“I absolutely was surprised,” said Edwards, who didn’t know he had been nominated for the award that the Richmond Joint Engineers’ Council will present to him Thursday evening at a banquet at The Jefferson Hotel.
The recognition comes for an automated epinephrine injector invented by Edwards and his brother, Eric. The Edwards brothers and other family members took that idea and went on to found Intelliject, a Richmond based pharmaceutical firm.
Intelliject closed a $25 million licensing deal late last year with drug maker Sanofi-aventis to bring the injector to market. The company of about 25 employees is located in the First Market Bank building in Shockoe Slip.
As surprised as Edwards was about the award, the man who nominated him was not.
“It’s a game-changing device in health care,” said Dave Lohr, executive director of the Virginia Biosciences Center. “It’s a doggone good thing to recognize the young engineers who are being successful.”
Lohr worked closely with Edwards when the company started up as an incubator company in 2004 at the Biosciences Center. Lohr assisted the company in devising strategy and a financial plan and identifying lawyers and other service partners to help set up patents and protect intellectual property.
Lohr said he nominated Evan Edwards because he is an engineer with a degree from the University of Virginia. His brother Eric is in the process of becoming a medical doctor through Virginia Commonwealth University.
Jim Watson, the chairman of the Richmond Joint Engineers’ Council, issued this statement about the award:
“Although design of public and private infrastructure projects still is a major and important component of the work engineers do to promote a better quality of life, the award to Mr. Edwards not only recognizes his significant achievements but also recognizes the efforts of many engineers who often transcend engineering fields.”
The Edwardses grew up in Chesterfield County and attended high school at Monacan. They will turn 30 on Monday, Evan Edwards said.

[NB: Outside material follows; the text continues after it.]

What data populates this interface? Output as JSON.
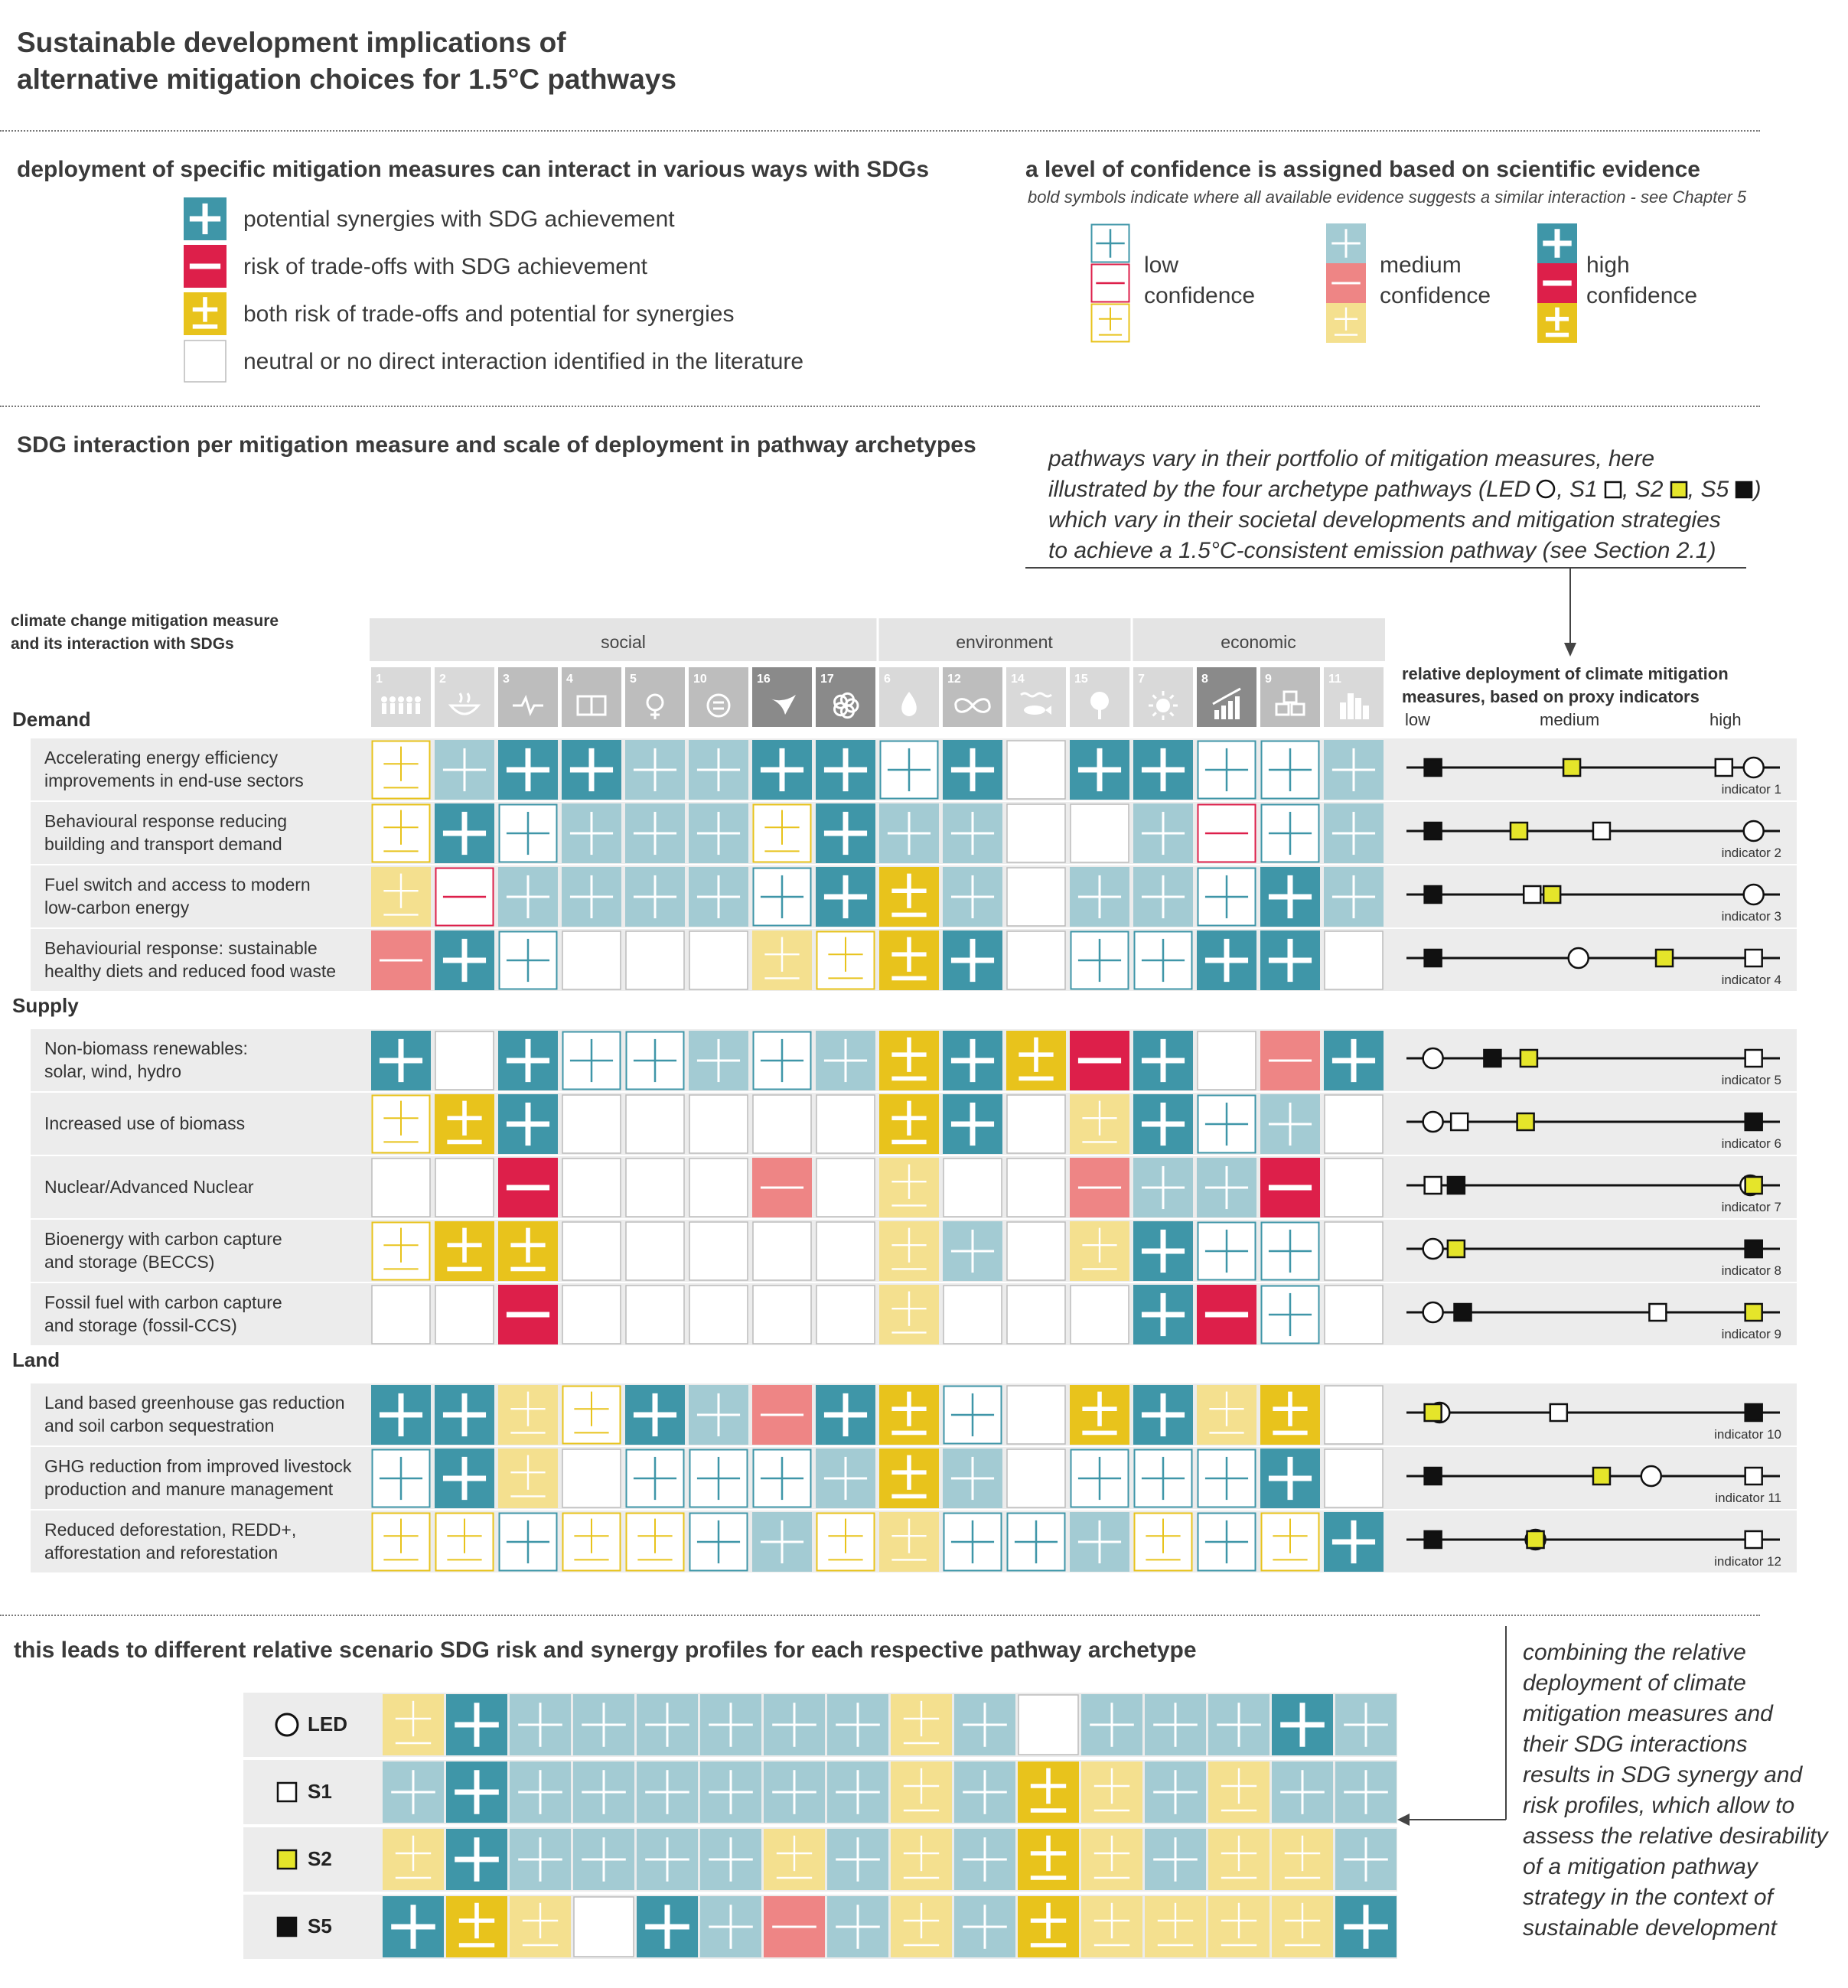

Asked whether it felt awkward not to have his brother share in the award, Edwards said, “Yeah, we’ve always been paired as identical twins in everything we did. If there was an award for scientist of the year, he would get it in my eyes.”
Evan said his brother came up with the idea for the mechanical voice in the injector system they created. Both Evan and Eric have anaphylaxis – severe allergic reactions to insect bites and certain foods.

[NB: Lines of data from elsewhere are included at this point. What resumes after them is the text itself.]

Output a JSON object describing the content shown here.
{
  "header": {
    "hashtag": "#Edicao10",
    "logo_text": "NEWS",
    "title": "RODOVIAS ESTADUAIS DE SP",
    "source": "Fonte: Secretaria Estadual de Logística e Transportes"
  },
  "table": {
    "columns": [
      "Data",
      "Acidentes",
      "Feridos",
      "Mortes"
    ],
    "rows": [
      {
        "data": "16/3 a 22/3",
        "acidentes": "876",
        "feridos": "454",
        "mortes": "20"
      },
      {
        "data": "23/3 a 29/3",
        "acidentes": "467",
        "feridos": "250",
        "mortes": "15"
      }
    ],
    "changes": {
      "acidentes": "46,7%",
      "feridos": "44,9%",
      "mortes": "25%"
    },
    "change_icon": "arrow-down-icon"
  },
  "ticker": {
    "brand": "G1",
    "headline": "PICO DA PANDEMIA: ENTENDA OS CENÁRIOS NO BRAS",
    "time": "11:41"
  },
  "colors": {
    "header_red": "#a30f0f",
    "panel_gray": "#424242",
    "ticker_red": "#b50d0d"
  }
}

They were looking for a better emergency injection device than the bulky kind they had to use when they were younger. What they came up with was an epinephrine injector that is about the size of a credit card that has a voice chip that gives directions on how to deliver the shot.
“We’re really active in fulfilling our obligations to approval,” Edwards said. “I don’t think we’ll totally feel like it’s a success until then.”